Single by Edoardo Bennato and Gianna Nannini Susan Ferrer (Spanish version)
- B-side: "Un'estate italiana" (karaoke version)
- Released: 9 December 1989
- Recorded: 1989
- Genre: Pop rock
- Length: 4:07
- Label: Warner Bros.; Sugar; Virgin;
- Composer: Giorgio Moroder
- Lyricists: Gianna Nannini; Edoardo Bennato (Italian); Tom Whitlock (English); Susan Ferrer (Spanish);
- Producer: Giorgio Moroder

Gianna Nannini singles chronology
| "Voglio fare l'amore" (1989) | "Un'estate italiana"" (1989) | "Scandalo" (1990) |

Edoardo Bennato singles chronology
| "Vendo Bagnoli" (1989) | "Un'estate italiana" (1989) | "Il paese dei balocchi" (1992) |

Music video
- "Un'estate italiana" on YouTube

= Un'estate italiana =

"Un'estate italiana" (/it/), "Un verano italiano" (/es/; both meaning "An Italian summer") or "To Be Number One" is a 1989 song composed by Giorgio Moroder which was used as the official song of the 1990 FIFA World Cup held in Italy, the first to hold such distinction.

The Italian version, also known as "Notti magiche" ("Magical nights") in Italy, was recorded by Italian artists Edoardo Bennato and Gianna Nannini, who also wrote the lyrics. The Spanish version, also known as "Noches mágicas" in Spanish, was recorded by Paraguayan Susan Ferrer, who also wrote the lyrics. The English version, with lyrics by Tom Whitlock and performed by Giorgio Moroder Project (singers: Joe Milner, Moll Anderson, Paula Mulcahy Keane), was the opening theme to RAI TV programmes and matches related to the 1990 FIFA World Cup.

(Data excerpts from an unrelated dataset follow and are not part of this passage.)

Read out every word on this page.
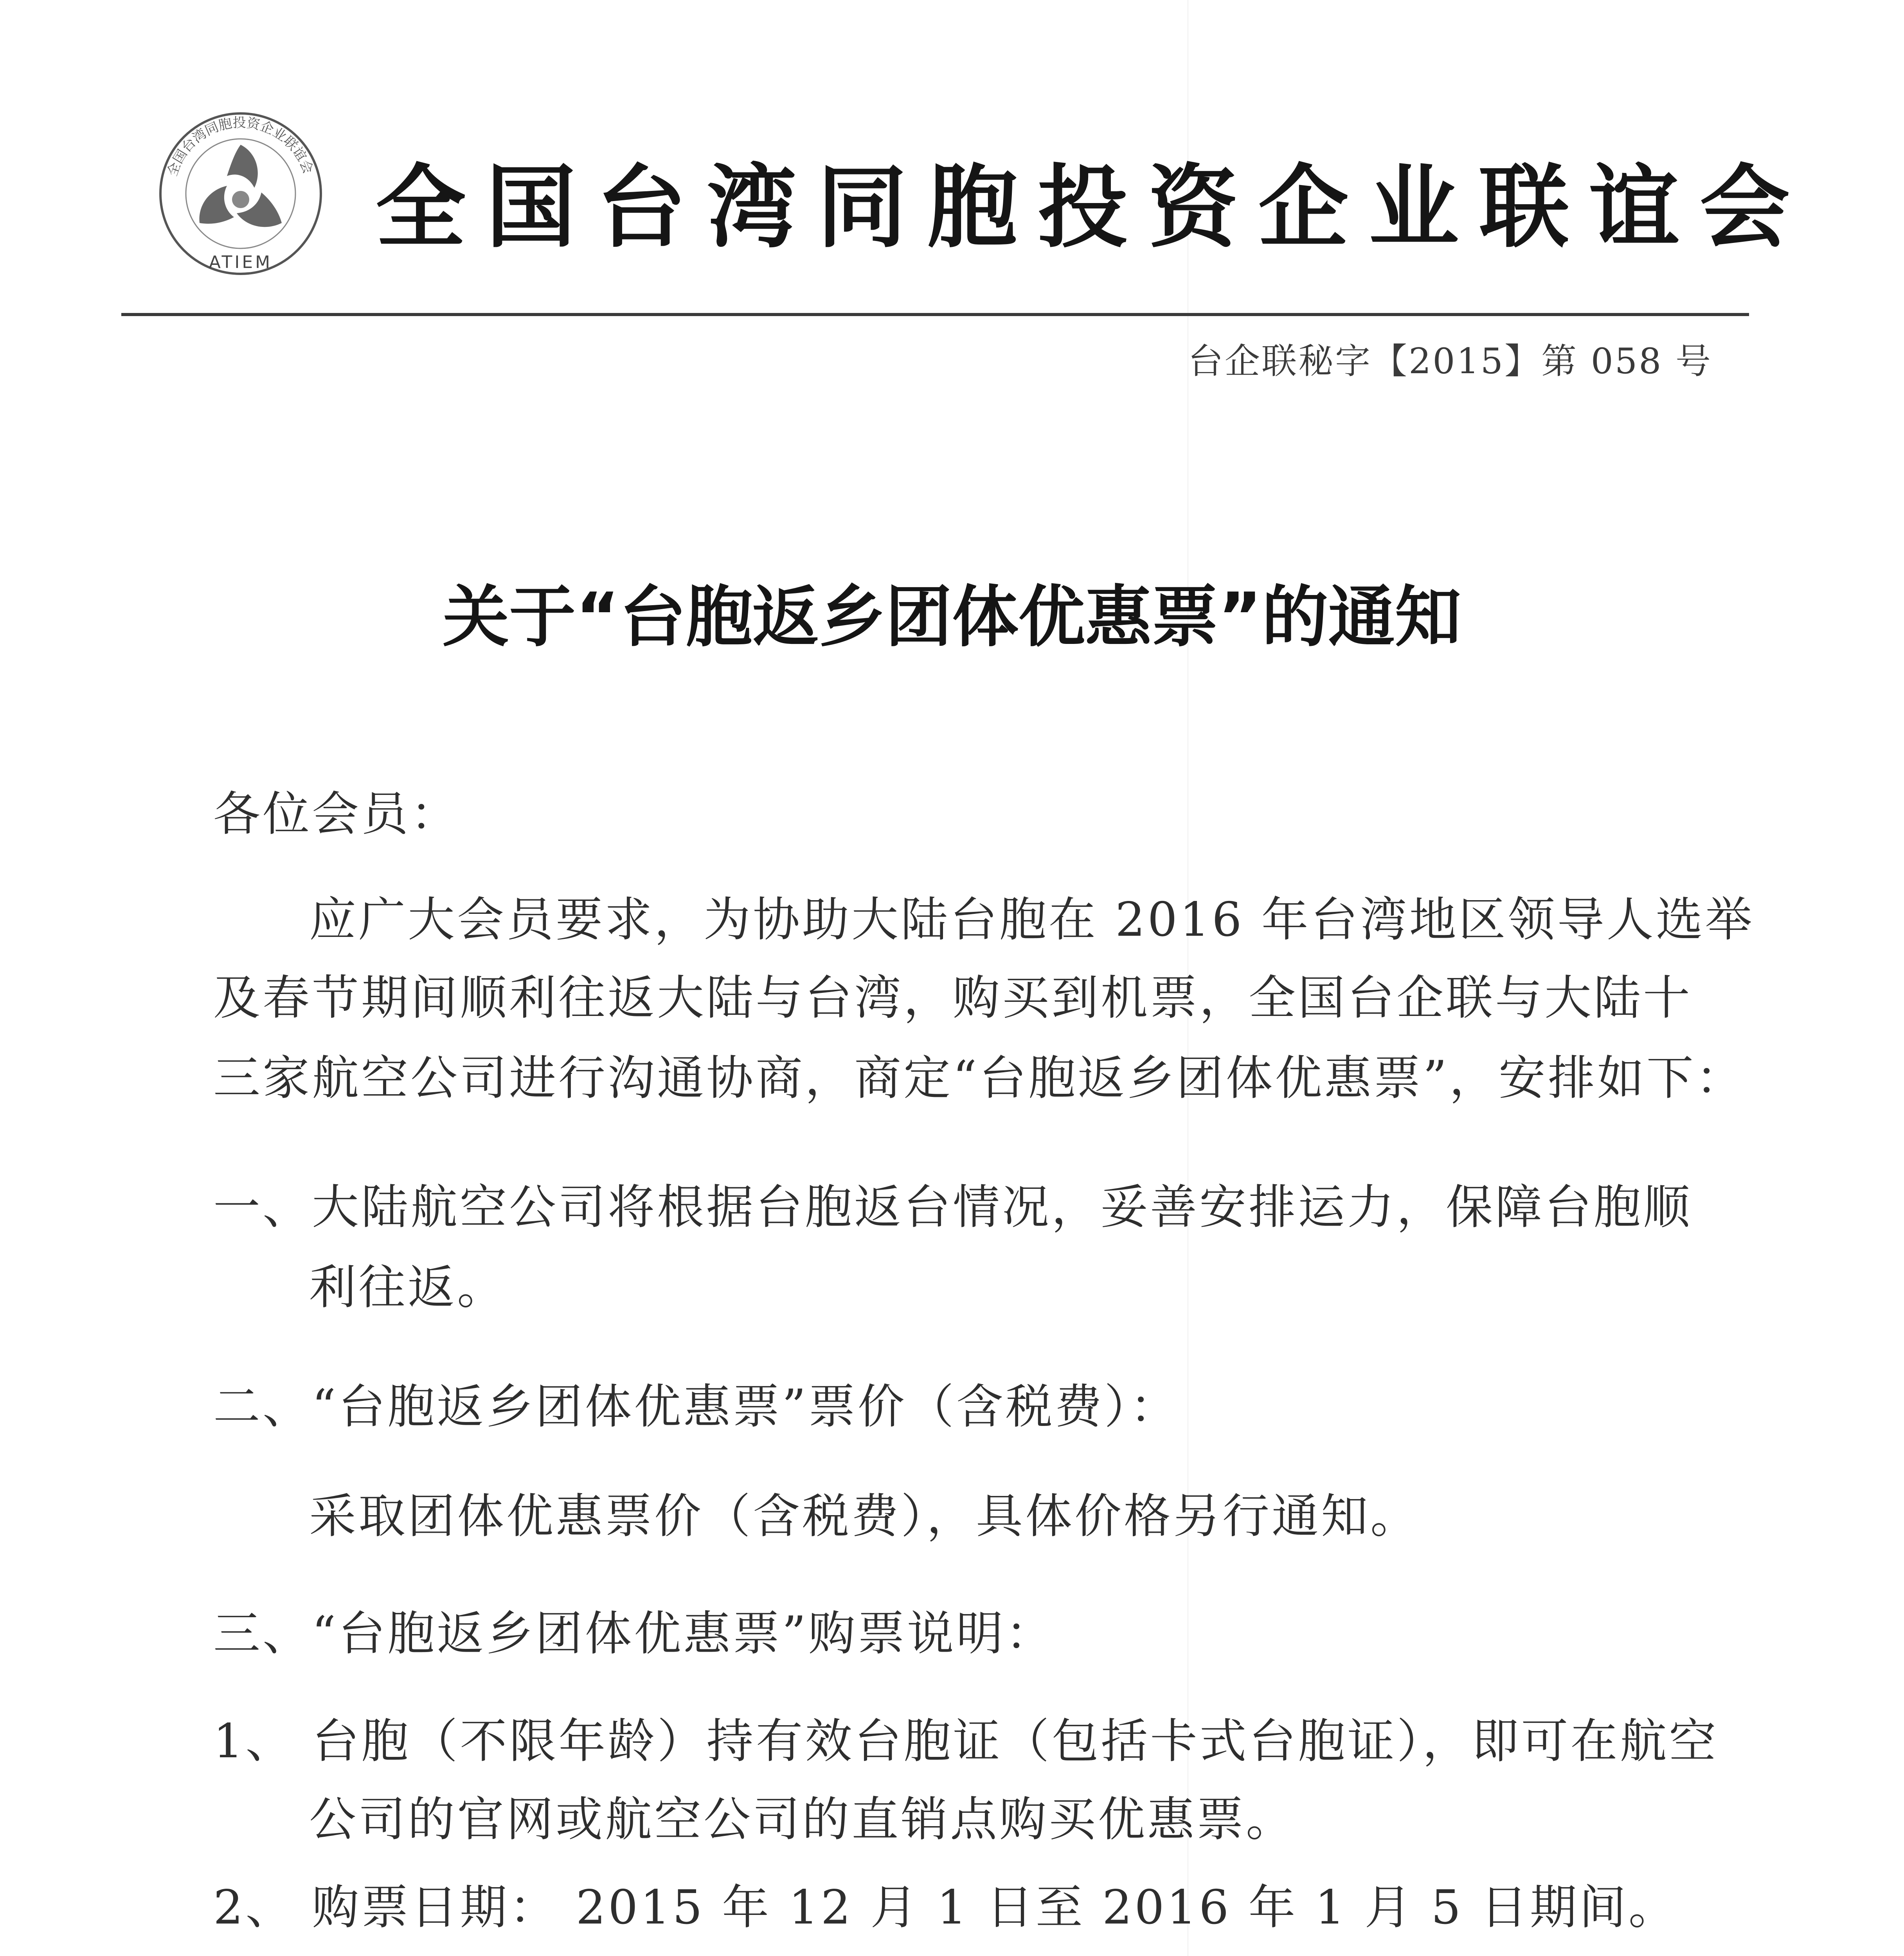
全国台湾同胞投资企业联谊会
ATIEM
全国台湾同胞投资企业联谊会
台企联秘字【2015】第 058 号
关于“台胞返乡团体优惠票”的通知
各位会员：
应广大会员要求，为协助大陆台胞在 2016 年台湾地区领导人选举
及春节期间顺利往返大陆与台湾，购买到机票，全国台企联与大陆十
三家航空公司进行沟通协商，商定“台胞返乡团体优惠票”，安排如下：
一、大陆航空公司将根据台胞返台情况，妥善安排运力，保障台胞顺
利往返。
二、“台胞返乡团体优惠票”票价（含税费）：
采取团体优惠票价（含税费），具体价格另行通知。
三、“台胞返乡团体优惠票”购票说明：
1、 台胞（不限年龄）持有效台胞证（包括卡式台胞证），即可在航空
公司的官网或航空公司的直销点购买优惠票。
2、 购票日期： 2015 年 12 月 1 日至 2016 年 1 月 5 日期间。
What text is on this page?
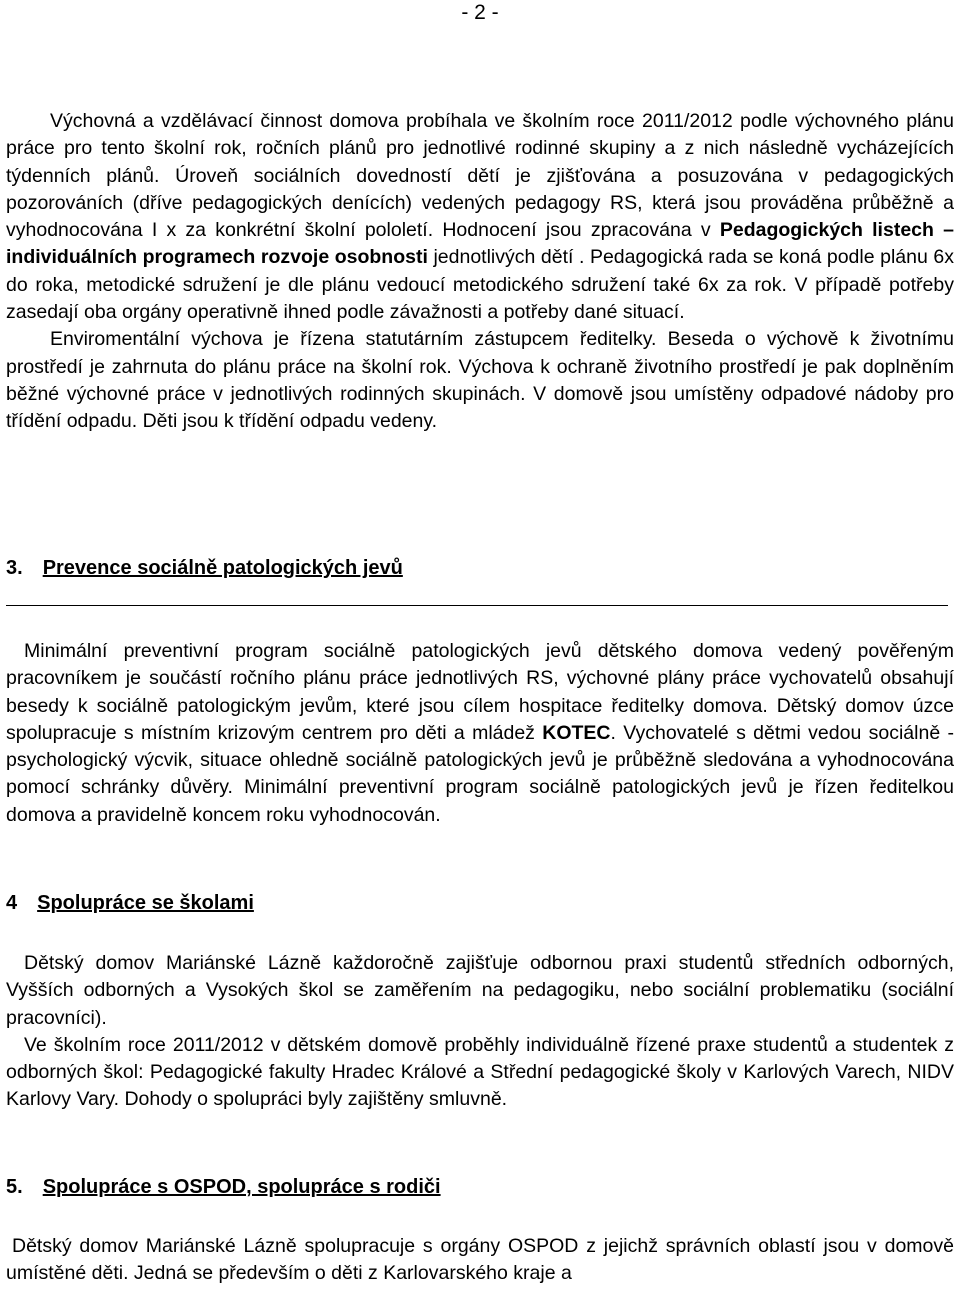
- 2 -

Výchovná a vzdělávací činnost domova probíhala ve školním roce 2011/2012 podle výchovného plánu práce pro tento školní rok, ročních plánů pro jednotlivé rodinné skupiny a z nich následně vycházejících týdenních plánů. Úroveň sociálních dovedností dětí je zjišťována a posuzována v pedagogických pozorováních (dříve pedagogických denících) vedených pedagogy RS, která jsou prováděna průběžně a vyhodnocována I x za konkrétní školní pololetí. Hodnocení jsou zpracována v Pedagogických listech – individuálních programech rozvoje osobnosti jednotlivých dětí . Pedagogická rada se koná podle plánu 6x do roka, metodické sdružení je dle plánu vedoucí metodického sdružení také 6x za rok. V případě potřeby zasedají oba orgány operativně ihned podle závažnosti a potřeby dané situací.

Enviromentální výchova je řízena statutárním zástupcem ředitelky. Beseda o výchově k životnímu prostředí je zahrnuta do plánu práce na školní rok. Výchova k ochraně životního prostředí je pak doplněním běžné výchovné práce v jednotlivých rodinných skupinách. V domově jsou umístěny odpadové nádoby pro třídění odpadu. Děti jsou k třídění odpadu vedeny.

3. Prevence sociálně patologických jevů

Minimální preventivní program sociálně patologických jevů dětského domova vedený pověřeným pracovníkem je součástí ročního plánu práce jednotlivých RS, výchovné plány práce vychovatelů obsahují besedy k sociálně patologickým jevům, které jsou cílem hospitace ředitelky domova. Dětský domov úzce spolupracuje s místním krizovým centrem pro děti a mládež KOTEC. Vychovatelé s dětmi vedou sociálně - psychologický výcvik, situace ohledně sociálně patologických jevů je průběžně sledována a vyhodnocována pomocí schránky důvěry. Minimální preventivní program sociálně patologických jevů je řízen ředitelkou domova a pravidelně koncem roku vyhodnocován.

4 Spolupráce se školami

Dětský domov Mariánské Lázně každoročně zajišťuje odbornou praxi studentů středních odborných, Vyšších odborných a Vysokých škol se zaměřením na pedagogiku, nebo sociální problematiku (sociální pracovníci).

Ve školním roce 2011/2012 v dětském domově proběhly individuálně řízené praxe studentů a studentek z odborných škol: Pedagogické fakulty Hradec Králové a Střední pedagogické školy v Karlových Varech, NIDV Karlovy Vary. Dohody o spolupráci byly zajištěny smluvně.

5. Spolupráce s OSPOD, spolupráce s rodiči

Dětský domov Mariánské Lázně spolupracuje s orgány OSPOD z jejichž správních oblastí jsou v domově umístěné děti. Jedná se především o děti z Karlovarského kraje a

The song achieved success on the charts of several European countries.

==Release==
For the Italian release, Moroder addressed Gianna Nannini and Edoardo Bennato, who rewrote the lyrics and took the song to the top of the charts in Italy and Switzerland. From January to September 1990, the song was the best-selling single in Italy. The song was presented for the first time by the two singer-songwriters in Milan in December 1989, and performed live during the opening ceremony, held on 8 June 1990, in Milan, before the Argentina–Cameroon opening match, followed later also by the English version. It describes the desire to win, and score a goal.

The song was among the first to contain a single instrumental version (indicated as a karaoke version) and to be published as a maxi single.

== Cover versions ==
In 1990, Hong Kong singer Alan Tam covered this song in Cantonese under the title "Ideals and Peace" (理想與和平 (Leisoeng jyu woping)).

In 2014, The Italian Tenors covered this song.

==Track listings==
- 7" single
1. "Un'estate italiana" – 4:07
2. "Un'estate italiana" (karaoke version) – 4:07

- 12" maxi
3. "Un'estate italiana" (stadium version) – 4:50
4. "Un'estate italiana" (7" version) – 4:07
5. "Un'estate italiana" (karaoke version) – 4:07

- CD maxi
6. "Un'estate italiana" (stadium version) – 4:50
7. "Un'estate italiana" (single version) – 4:07
8. "Un'estate italiana" (karaoke version) – 4:07

==Charts==

===Weekly charts===

| Chart (1990) | Peak position |
|---|---|
| Austria (Ö3 Austria Top 40) | 11 |
| France (SNEP) | 23 |
| Germany (GfK) | 2 |
| Italy (FIMI) | 1 |
| Italy Airplay (Music & Media) | 1 |
| Norway (VG-lista) | 4 |
| Sweden (Sverigetopplistan) | 7 |
| Switzerland (Schweizer Hitparade) | 1 |

| Chart (2021) | Peak position |
|---|---|
| Italy (FIMI) | 33 |

===Year-end charts===

| Chart (1990) | Position |
|---|---|
| Austria (Ö3 Austria Top 40) | 28 |
| Europe (Eurochart Hot 100) | 21 |
| Switzerland (Schweizer Hitparade) | 1 |

==Certifications==

| Region | Certification | Certified units/sales |
| Germany (BVMI) | Gold | 250,000^{^} |
| Italy (FIMI) | Platinum | 100,000^{‡} |
| Sweden (GLF) | Gold | 25,000^{^} |
^{^} Shipments figures based on certification alone. ^{‡} Sales+streaming figures based on certification alone.